Changes in the composition of the immigrant population in metropolitan France’s rural and peri-urban areas
Drawing on detailed data from France’s 1999 and 2015 population censuses, Julie Fromentin, a former PhD student at INED, analyzed how the composition of the immigrant population in rural and peri-urban areas of metropolitan France and in the country’s small towns evolved over that period. Together with immigrants’ geographical origins, her study took account of their social and demographic characteristics. In 2015, 2 million of the 36 million people living in these relatively sparsely populated areas were immigrants.
Profiles of immigrant populations in relatively sparsely populated areas
Julie Fromentin took into account immigrants’ age, employment status (working or not), household size and type, educational level, as well as their country of birth and date of arrival in France, thereby identifying the main sociodemographic structures of the immigrant population in these areas. Individuals were grouped together by social and demographic characteristics: older immigrants, retirees and persons without formal education belonging to early waves of European labor immigration; Northern and Western European immigrants, higher education graduates living in immigrant couples and households; young, recently arrived immigrants living alone in unstable occupational situations; and others.
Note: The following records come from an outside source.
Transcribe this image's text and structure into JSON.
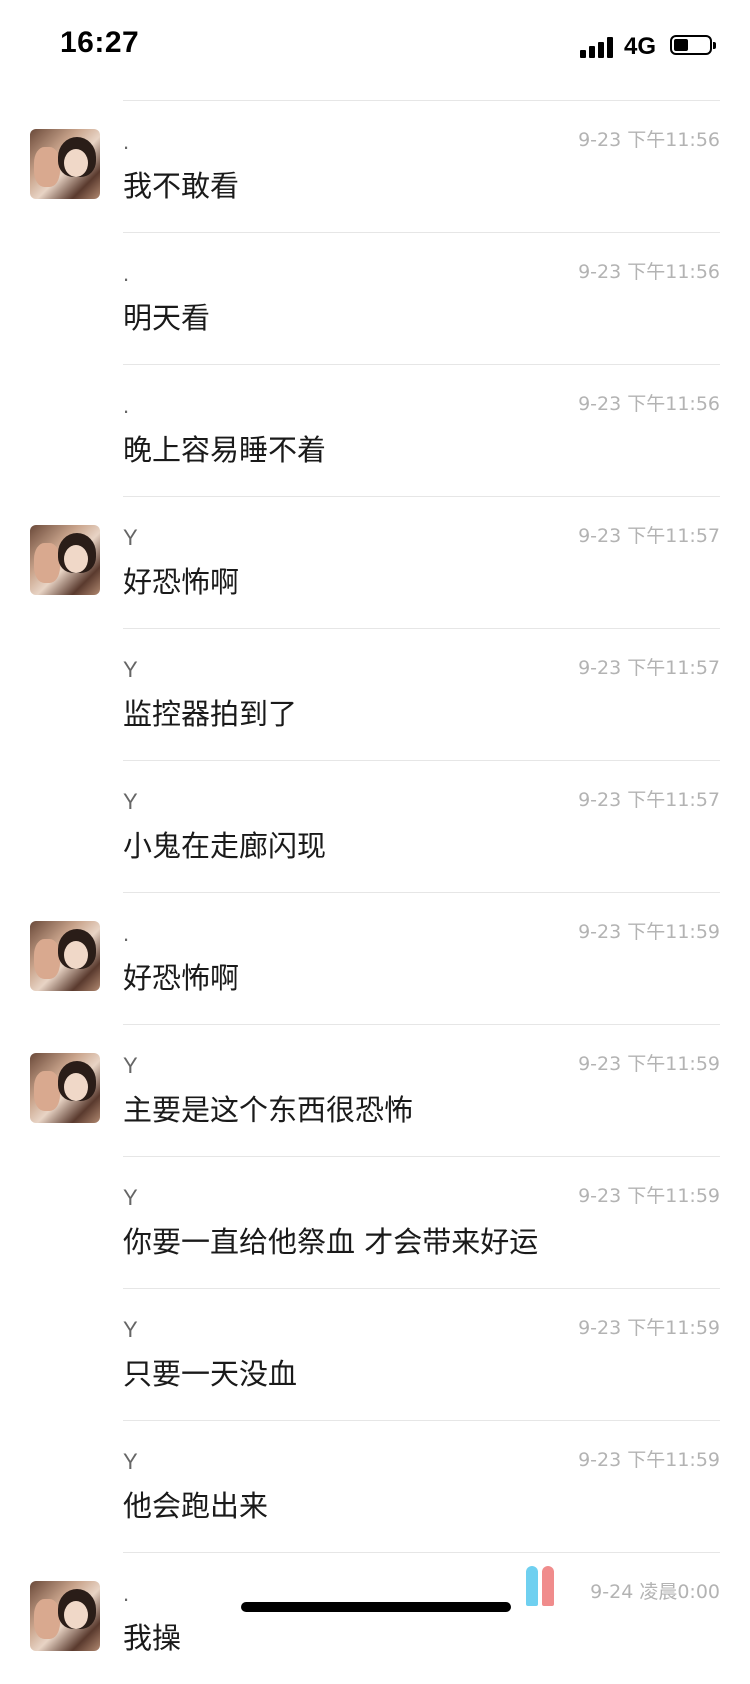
{
  "status_bar": {
    "time": "16:27",
    "network": "4G",
    "signal_bars": 4,
    "battery_level": 0.4
  },
  "messages": [
    {
      "show_avatar": true,
      "sender": ".",
      "time": "9-23 下午11:56",
      "text": "我不敢看"
    },
    {
      "show_avatar": false,
      "sender": ".",
      "time": "9-23 下午11:56",
      "text": "明天看"
    },
    {
      "show_avatar": false,
      "sender": ".",
      "time": "9-23 下午11:56",
      "text": "晚上容易睡不着"
    },
    {
      "show_avatar": true,
      "sender": "Y",
      "time": "9-23 下午11:57",
      "text": "好恐怖啊"
    },
    {
      "show_avatar": false,
      "sender": "Y",
      "time": "9-23 下午11:57",
      "text": "监控器拍到了"
    },
    {
      "show_avatar": false,
      "sender": "Y",
      "time": "9-23 下午11:57",
      "text": "小鬼在走廊闪现"
    },
    {
      "show_avatar": true,
      "sender": ".",
      "time": "9-23 下午11:59",
      "text": "好恐怖啊"
    },
    {
      "show_avatar": true,
      "sender": "Y",
      "time": "9-23 下午11:59",
      "text": "主要是这个东西很恐怖"
    },
    {
      "show_avatar": false,
      "sender": "Y",
      "time": "9-23 下午11:59",
      "text": "你要一直给他祭血 才会带来好运"
    },
    {
      "show_avatar": false,
      "sender": "Y",
      "time": "9-23 下午11:59",
      "text": "只要一天没血"
    },
    {
      "show_avatar": false,
      "sender": "Y",
      "time": "9-23 下午11:59",
      "text": "他会跑出来"
    },
    {
      "show_avatar": true,
      "sender": ".",
      "time": "9-24 凌晨0:00",
      "text": "我操"
    }
  ],
  "icons": {
    "signal": "signal-bars-icon",
    "battery": "battery-icon",
    "watermark": "couple-silhouette-icon"
  }
}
While the first of these groups was quite large in both 1999 and 2015, other groups shrank considerably during the period—namely Southern European immigrant manual (or other low-skilled) workers in mixed households; uneducated, non-working immigrants from Turkey and North Africa living in large mixed households. They were replaced by more diverse groups, such as young, educated, recently arrived immigrants in mixed households and precarious occupational positions.
Social-spatial dynamics of immigrants living in relatively sparsely populated areas of metropolitan France
The immigrant population in Eastern France and Corsica in both 1999 and 2015 was composed of low-skilled workers in precarious situations, reflecting the type of economic activity in these areas, still mainly based on a low-skilled foreign labor force.
In some areas of Northeastern France, on the other hand, a considerable change in social composition occurred between 1999 and 2015 due to immigrant population aging and the diversification dynamics operative in the French countryside.
Rural areas in Île-de-France also underwent major transformations and showed greater social diversity in 2015, a change linked to the continued urbanization of the greater Paris region, the rise of the service sector, and selective moves and departures.
In Western France, meanwhile, we find a dual dynamic: an increased number of British and Dutch retirees from 1999 together with immigrant profile diversification, especially the recent arrival of young immigrants, among whom higher education graduates are overrepresented.
In the Southwest (Dordogne and part of the Limousin area), Northern and Western European retirees and skilled workers are overrepresented.
Parts of Southern and Central France are the most heterogeneous; immigrant profile diversification in those areas reflects a wide variety of specific local dynamics.